This skill packages and deploys trained machine learning models to production using frameworks like Flask and FastAPI, containerization with Docker, and cloud platforms (AWS, GCP, Azure). It includes model serving patterns, monitoring, versioning, and templates for CI/CD and container orchestration. The outcome is a reliable, testable endpoint with observability and rollback support.

How this skill works

The skill trains or loads a serialized model, wraps it in a lightweight inference service (FastAPI/Flask) with input validation and health endpoints, and provides Docker and Docker Compose templates to containerize the service.
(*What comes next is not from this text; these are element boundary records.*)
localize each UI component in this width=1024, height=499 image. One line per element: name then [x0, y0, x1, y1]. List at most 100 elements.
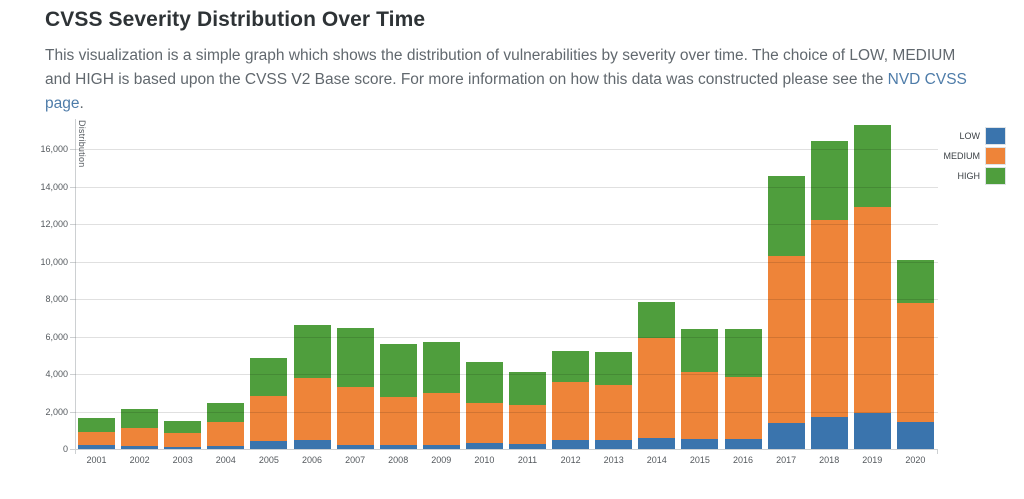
legend-label: LOW [959, 130, 980, 141]
bar-2001-high[interactable] [78, 418, 116, 433]
gridline [75, 261, 938, 263]
bar-2014-low[interactable] [638, 437, 676, 449]
bar-2001-medium[interactable] [78, 432, 116, 446]
bar-2008-low[interactable] [379, 445, 417, 449]
legend-item-high: HIGH [922, 166, 1006, 185]
bar-2007-low[interactable] [336, 444, 374, 449]
gridline [75, 186, 938, 188]
x-tick-label-2013: 2013 [603, 455, 624, 465]
bar-2011-medium[interactable] [509, 404, 547, 445]
bar-2002-high[interactable] [121, 408, 159, 428]
bar-2008-medium[interactable] [379, 397, 417, 446]
nvd-cvss-page-link[interactable]: NVD CVSS page [45, 71, 967, 112]
x-tick-label-2016: 2016 [732, 455, 754, 465]
y-tick-label: 6,000 [45, 331, 68, 342]
x-tick-label-2008: 2008 [388, 455, 409, 465]
bar-2009-high[interactable] [422, 341, 460, 394]
x-axis-line [75, 449, 938, 450]
bar-2004-medium[interactable] [207, 421, 245, 446]
bar-2004-low[interactable] [207, 445, 245, 449]
y-tick-label: 10,000 [40, 256, 68, 267]
bar-2016-medium[interactable] [724, 376, 762, 439]
legend-item-low: LOW [922, 126, 1006, 145]
legend-swatch-low [985, 126, 1006, 145]
y-axis-tick [70, 299, 75, 300]
legend-swatch-high [985, 166, 1006, 185]
bar-2017-medium[interactable] [767, 256, 805, 423]
bar-2010-low[interactable] [465, 443, 503, 449]
bar-2016-low[interactable] [724, 438, 762, 449]
bar-2007-medium[interactable] [336, 387, 374, 445]
bar-2017-high[interactable] [767, 175, 805, 257]
bar-2016-high[interactable] [724, 329, 762, 377]
bar-2012-medium[interactable] [552, 382, 590, 441]
y-tick-label: 12,000 [40, 219, 68, 229]
bar-2003-medium[interactable] [164, 433, 202, 448]
bar-2018-medium[interactable] [810, 220, 848, 417]
bar-2002-medium[interactable] [121, 428, 159, 447]
x-axis-end-tick [937, 449, 938, 454]
bar-2011-high[interactable] [509, 371, 547, 405]
bar-2009-low[interactable] [422, 445, 460, 449]
bar-2011-low[interactable] [509, 444, 547, 449]
legend-swatch-medium [985, 146, 1006, 165]
bar-2006-medium[interactable] [293, 378, 331, 440]
y-axis-tick [70, 261, 75, 263]
x-tick-label-2014: 2014 [646, 455, 667, 465]
x-tick-label-2012: 2012 [560, 455, 581, 465]
bar-2010-high[interactable] [465, 361, 503, 403]
y-axis-tick [70, 186, 75, 188]
y-axis-tick [70, 224, 75, 225]
x-tick-label-2019: 2019 [862, 455, 883, 465]
bar-2012-low[interactable] [552, 440, 590, 449]
bar-2018-low[interactable] [810, 416, 848, 449]
bar-2005-medium[interactable] [250, 395, 288, 441]
bar-2014-high[interactable] [638, 301, 676, 339]
bar-2012-high[interactable] [552, 350, 590, 383]
x-tick-label-2009: 2009 [431, 455, 452, 465]
x-axis-end-tick [75, 449, 76, 454]
bar-2020-medium[interactable] [896, 303, 934, 423]
x-tick-label-2004: 2004 [215, 455, 236, 465]
bar-2010-medium[interactable] [465, 402, 503, 444]
x-tick-label-2020: 2020 [905, 455, 926, 465]
severity-distribution-chart: LOW MEDIUM HIGH 0 2,000 4,000 6,000 8,000 10,00… [30, 115, 1020, 485]
bar-2018-high[interactable] [810, 140, 848, 221]
bar-2014-medium[interactable] [638, 338, 676, 438]
legend-label: MEDIUM [943, 150, 981, 161]
page-description: This visualization is a simple graph whi… [45, 44, 970, 116]
bar-2015-medium[interactable] [681, 372, 719, 440]
bar-2008-high[interactable] [379, 343, 417, 398]
bar-2020-low[interactable] [896, 422, 934, 449]
bar-2005-low[interactable] [250, 440, 288, 449]
bar-2015-high[interactable] [681, 328, 719, 373]
y-tick-label: 16,000 [40, 144, 68, 154]
bar-2007-high[interactable] [336, 328, 374, 388]
bar-2013-medium[interactable] [595, 385, 633, 441]
bar-2006-high[interactable] [293, 325, 331, 379]
bar-2019-medium[interactable] [853, 207, 891, 413]
x-tick-label-2018: 2018 [819, 455, 840, 465]
bar-2019-low[interactable] [853, 412, 891, 449]
y-axis-tick [70, 411, 75, 413]
y-axis-tick [70, 149, 75, 150]
bar-2004-high[interactable] [207, 403, 245, 422]
x-tick-label-2001: 2001 [86, 455, 107, 465]
bar-2017-low[interactable] [767, 422, 805, 449]
bar-2013-high[interactable] [595, 352, 633, 386]
gridline [75, 411, 938, 413]
legend-item-medium: MEDIUM [922, 146, 1006, 165]
legend-label: HIGH [957, 170, 981, 181]
bar-2015-low[interactable] [681, 439, 719, 449]
bar-2013-low[interactable] [595, 440, 633, 449]
bar-2006-low[interactable] [293, 440, 331, 449]
bar-2003-low[interactable] [164, 447, 202, 449]
bar-2003-high[interactable] [164, 420, 202, 434]
bar-2002-low[interactable] [121, 446, 159, 449]
bar-2009-medium[interactable] [422, 393, 460, 446]
bar-2020-high[interactable] [896, 260, 934, 304]
bar-2019-high[interactable] [853, 124, 891, 208]
bar-2001-low[interactable] [78, 445, 116, 449]
bar-2005-high[interactable] [250, 358, 288, 396]
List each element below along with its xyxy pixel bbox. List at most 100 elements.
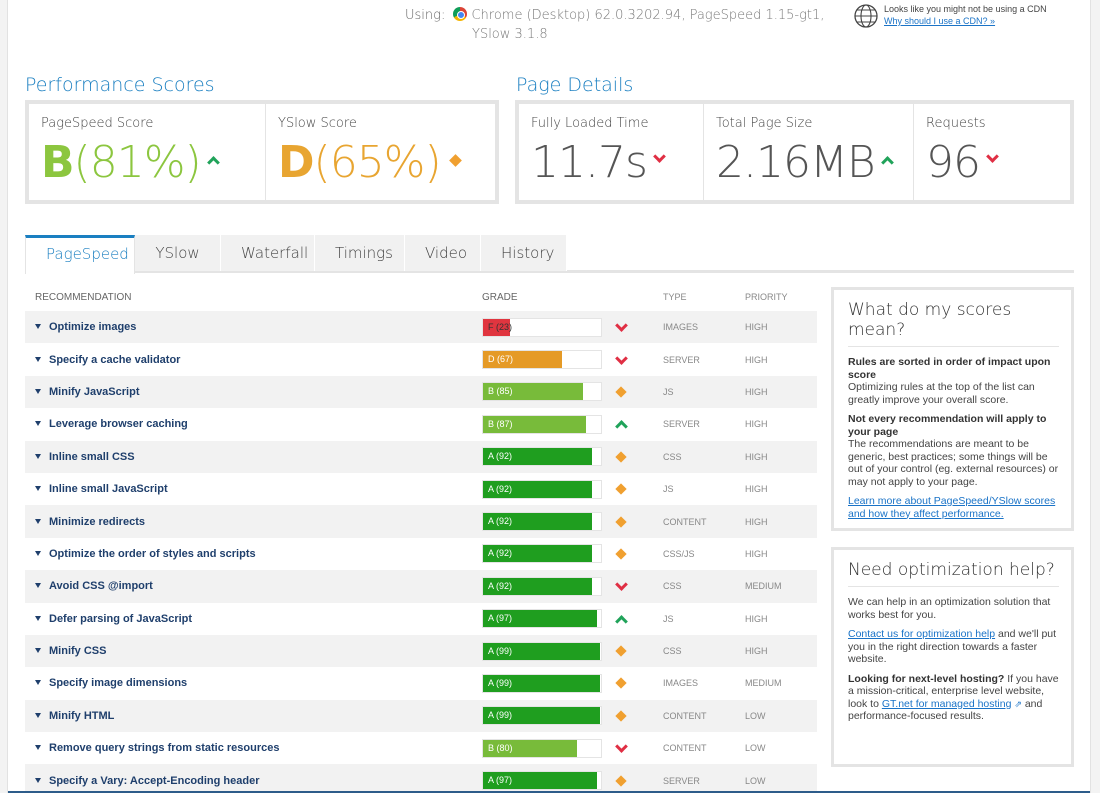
- grade-label: A (97): [488, 775, 513, 786]
- expand-caret-icon[interactable]: [35, 680, 41, 686]
- expand-caret-icon[interactable]: [35, 777, 41, 783]
- tab-yslow[interactable]: YSlow: [135, 235, 221, 271]
- grade-bar-fill: [483, 739, 578, 757]
- expand-caret-icon[interactable]: [35, 486, 41, 492]
- tab-timings[interactable]: Timings: [315, 235, 405, 271]
- requests-number: 96: [926, 137, 981, 188]
- help-panel-text-4: and performance-focused results.: [848, 697, 1043, 723]
- table-row[interactable]: Inline small CSS A (92) CSS HIGH: [25, 440, 817, 473]
- expand-caret-icon[interactable]: [35, 615, 41, 621]
- table-row[interactable]: Specify a Vary: Accept-Encoding header A…: [25, 764, 817, 793]
- table-row[interactable]: Specify a cache validator D (67) SERVER …: [25, 343, 817, 375]
- table-row[interactable]: Minify JavaScript B (85) JS HIGH: [25, 375, 817, 409]
- scores-panel-title: What do my scores mean?: [848, 300, 1059, 347]
- expand-caret-icon[interactable]: [35, 356, 41, 362]
- type-cell: JS: [663, 613, 674, 624]
- why-cdn-link[interactable]: Why should I use a CDN? »: [884, 16, 996, 26]
- grade-bar-fill: [483, 480, 592, 498]
- trend-up-icon: [614, 417, 628, 431]
- learn-more-link[interactable]: Learn more about PageSpeed/YSlow scores …: [848, 495, 1056, 520]
- grade-bar-fill: [483, 351, 563, 369]
- grade-bar: F (23): [482, 317, 602, 337]
- contact-optimization-link[interactable]: Contact us for optimization help: [848, 628, 996, 640]
- expand-caret-icon[interactable]: [35, 648, 41, 654]
- grade-label: D (67): [488, 354, 514, 365]
- table-row[interactable]: Minimize redirects A (92) CONTENT HIGH: [25, 505, 817, 538]
- expand-caret-icon[interactable]: [35, 518, 41, 524]
- priority-cell: HIGH: [745, 516, 768, 527]
- trend-neutral-icon: [614, 644, 628, 658]
- table-row[interactable]: Specify image dimensions A (99) IMAGES M…: [25, 667, 817, 699]
- yslow-percent: (65%): [313, 137, 442, 188]
- recommendation-name[interactable]: Inline small CSS: [25, 451, 482, 463]
- recommendation-label: Defer parsing of JavaScript: [49, 612, 193, 625]
- grade-label: B (80): [488, 742, 513, 753]
- expand-caret-icon[interactable]: [35, 453, 41, 459]
- grade-bar: A (99): [482, 641, 602, 661]
- table-row[interactable]: Avoid CSS @import A (92) CSS MEDIUM: [25, 570, 817, 603]
- table-row[interactable]: Inline small JavaScript A (92) JS HIGH: [25, 473, 817, 505]
- tab-history[interactable]: History: [481, 235, 567, 271]
- page-details-box: Fully Loaded Time 11.7s Total Page Size …: [515, 100, 1074, 204]
- table-row[interactable]: Minify CSS A (99) CSS HIGH: [25, 634, 817, 668]
- recommendation-name[interactable]: Optimize images: [25, 321, 482, 333]
- page-size-label: Total Page Size: [716, 116, 813, 131]
- trend-neutral-icon: [614, 385, 628, 399]
- grade-bar-fill: [483, 415, 586, 433]
- recommendation-name[interactable]: Specify a Vary: Accept-Encoding header: [25, 775, 482, 787]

It integrates model serving tools (MLflow, TensorFlow Serving, BentoML), monitoring hooks, and deployment patterns for cloud services or Kubernetes, plus scripts for testing, logging, and basic model registry operations.

When to use it

  • You need a production API for synchronous inference or batch endpoints
  • To containerize and run models on cloud VMs, managed services, or Kubernetes
  • When implementing CI/CD and model versioning for repeatable deployments
  • To add monitoring, health checks, and drift detection in production
  • When optimizing latency, scaling, or GPU acceleration for inference

Best practices

  • Serialize models with portable formats (SavedModel, ONNX, joblib) and store preprocessing artifacts with the model
  • Expose health and metrics endpoints and instrument latencies, request counts, and prediction distributions
  • Validate inputs and return clear error codes; add rate limiting and authentication for public endpoints
  • Use container images and Composer/Kubernetes manifests for reproducible deployments and horizontal scaling
  • Implement model versioning and a rollback plan; log model metadata to a registry (MLflow or similar)

Example use cases

  • Expose a scikit-learn classifier as a REST API with FastAPI and Docker for web applications
  • Deploy a TensorFlow model to TensorFlow Serving behind a load balancer for real-time inference
  • Create scheduled batch prediction jobs for large datasets using containerized workers
  • Push model versions to MLflow registry and automate production rollout via CI/CD pipelines
  • Run model endpoints on Cloud Run, SageMaker, or Vertex AI with Prometheus/Grafana monitoring

FAQ

How do I choose between FastAPI and Flask?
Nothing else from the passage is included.